Alors les services de maternité et de néonatologie traversent une crise sans précédent, ces réquisitions "supra-territoriales" auront des "répercussions désastreuses" sur les ressources humaines, préviennent les sociétés savantes : "surcharge" de travail des obstétriciens et pédiatres dont la plupart font déjà "plus de 5 gardes de 24 heures par mois", "temps de transport additionnels pour se rendre dans des services parfois éloignés de leur domicile" et, in fine, "difficultés de recrutement encore accrues et démission de certains".
"C'est un plan régional initié par l'ARS", qui ne concerne que la Nouvelle-Aquitaine "à ce stade", a précisé à l'AFP le ministère, assurant que les réquisitions "sont envisagées en ultime recours". Dans un document consulté par l'AFP, l'ARS évoque d'abord une réorganisation des ressources humaines à l'échelle régionale, puis un appel préalable à la "solidarité" des médecins pour renforcer les maternités voisines en difficulté.

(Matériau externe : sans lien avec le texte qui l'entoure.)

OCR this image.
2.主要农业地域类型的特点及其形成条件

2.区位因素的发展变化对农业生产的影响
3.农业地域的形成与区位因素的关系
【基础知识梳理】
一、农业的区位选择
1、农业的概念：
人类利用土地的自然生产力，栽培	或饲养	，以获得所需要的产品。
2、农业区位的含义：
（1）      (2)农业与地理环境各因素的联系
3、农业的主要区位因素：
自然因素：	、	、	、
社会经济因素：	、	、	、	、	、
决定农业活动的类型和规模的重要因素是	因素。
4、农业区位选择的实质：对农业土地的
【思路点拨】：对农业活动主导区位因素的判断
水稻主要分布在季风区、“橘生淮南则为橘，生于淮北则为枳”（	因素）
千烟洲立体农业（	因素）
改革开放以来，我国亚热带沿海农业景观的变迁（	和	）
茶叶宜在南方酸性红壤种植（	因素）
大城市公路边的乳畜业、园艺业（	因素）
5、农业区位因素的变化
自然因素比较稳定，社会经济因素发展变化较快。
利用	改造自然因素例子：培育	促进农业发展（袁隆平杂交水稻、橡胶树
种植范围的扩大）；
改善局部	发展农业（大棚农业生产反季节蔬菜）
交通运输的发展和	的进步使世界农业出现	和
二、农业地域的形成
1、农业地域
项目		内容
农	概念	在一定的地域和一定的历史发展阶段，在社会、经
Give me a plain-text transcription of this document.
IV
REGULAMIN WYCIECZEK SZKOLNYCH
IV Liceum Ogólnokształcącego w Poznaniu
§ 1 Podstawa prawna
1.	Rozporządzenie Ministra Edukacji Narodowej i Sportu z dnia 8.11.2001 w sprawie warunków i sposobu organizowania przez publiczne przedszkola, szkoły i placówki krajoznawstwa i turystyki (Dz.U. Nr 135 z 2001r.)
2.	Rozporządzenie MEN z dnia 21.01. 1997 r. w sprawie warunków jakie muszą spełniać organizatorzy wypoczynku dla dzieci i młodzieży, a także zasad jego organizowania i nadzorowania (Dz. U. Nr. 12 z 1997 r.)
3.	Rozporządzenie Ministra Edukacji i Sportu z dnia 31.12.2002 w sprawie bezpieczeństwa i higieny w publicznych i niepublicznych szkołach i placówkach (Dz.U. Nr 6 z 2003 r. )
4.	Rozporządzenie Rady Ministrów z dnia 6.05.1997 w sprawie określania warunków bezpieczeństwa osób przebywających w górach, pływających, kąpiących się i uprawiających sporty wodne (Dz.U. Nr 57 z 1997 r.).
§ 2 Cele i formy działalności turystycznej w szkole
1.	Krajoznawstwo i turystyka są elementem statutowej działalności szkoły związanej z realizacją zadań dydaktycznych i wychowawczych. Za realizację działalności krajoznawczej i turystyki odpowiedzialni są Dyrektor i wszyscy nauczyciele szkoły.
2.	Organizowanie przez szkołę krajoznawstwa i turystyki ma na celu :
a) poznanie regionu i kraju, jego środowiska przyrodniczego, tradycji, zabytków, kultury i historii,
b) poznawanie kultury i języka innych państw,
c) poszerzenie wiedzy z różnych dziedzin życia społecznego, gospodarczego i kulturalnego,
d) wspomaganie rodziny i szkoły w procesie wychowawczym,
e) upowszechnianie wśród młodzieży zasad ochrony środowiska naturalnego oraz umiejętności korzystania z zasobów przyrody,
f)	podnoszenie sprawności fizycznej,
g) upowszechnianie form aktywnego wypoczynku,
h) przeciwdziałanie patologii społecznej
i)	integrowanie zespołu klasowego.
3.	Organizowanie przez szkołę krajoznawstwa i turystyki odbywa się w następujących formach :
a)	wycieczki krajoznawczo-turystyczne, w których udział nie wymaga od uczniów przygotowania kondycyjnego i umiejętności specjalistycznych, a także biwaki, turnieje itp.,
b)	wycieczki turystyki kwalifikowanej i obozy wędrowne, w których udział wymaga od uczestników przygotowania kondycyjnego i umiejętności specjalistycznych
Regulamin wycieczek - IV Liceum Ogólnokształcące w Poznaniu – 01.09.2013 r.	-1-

Plutôt que suivre une "logique de dispersion des forces", les sociétés savantes appellent les pouvoirs publics à réorganiser l'offre de soins à l'échelle de chaque territoire, "avec un regroupement des moyens sur des plateaux d’accouchement de taille suffisante pour garantir la sécurité des soins et des conditions de travail suffisamment décentes pour faire revenir les jeunes professionnels vers les maternités et les services de néonatologie".
[avec AFP]
*Société Française de Médecine Périnatale (SFMP), Collège National des Gynécologues et Obstétriciens Français (CNGOF), Collège d’Anesthésie-Réanimation en Obstétrique (Caro), Fédération Française des Réseaux de Santé en Périnatalité (FFRSP), Société Française d’Anesthésie et de Réanimation (Sfar).
L'ARS regrette la communication "alarmiste" des médecins
Benoît Elleboode, directeur général de l'ARS Nouvelle-Aquitaine, a regretté auprès de l'AFP une "communication volontairement alarmiste" des médecins au sujet de ces réquisitions inter-régionales. "Il est hors de question de réquisitionner dès lors qu'une petite maternité a un problème; on suspendra d'abord l'activité", a-t-il assuré, évoquant un outil à l'usage "rarissime", "quand on aura tout essayé". Les femmes qui devront quitter le département pour accoucher seront "prévenues deux jours à l'avance", avance le directeur de l'ARS, qui souhaite "anticiper" pour éviter "d'avoir à gérer des situations dans la précipitation à Noël ou lors du 15 août" et "ne pas réquisitionner n'importe comment".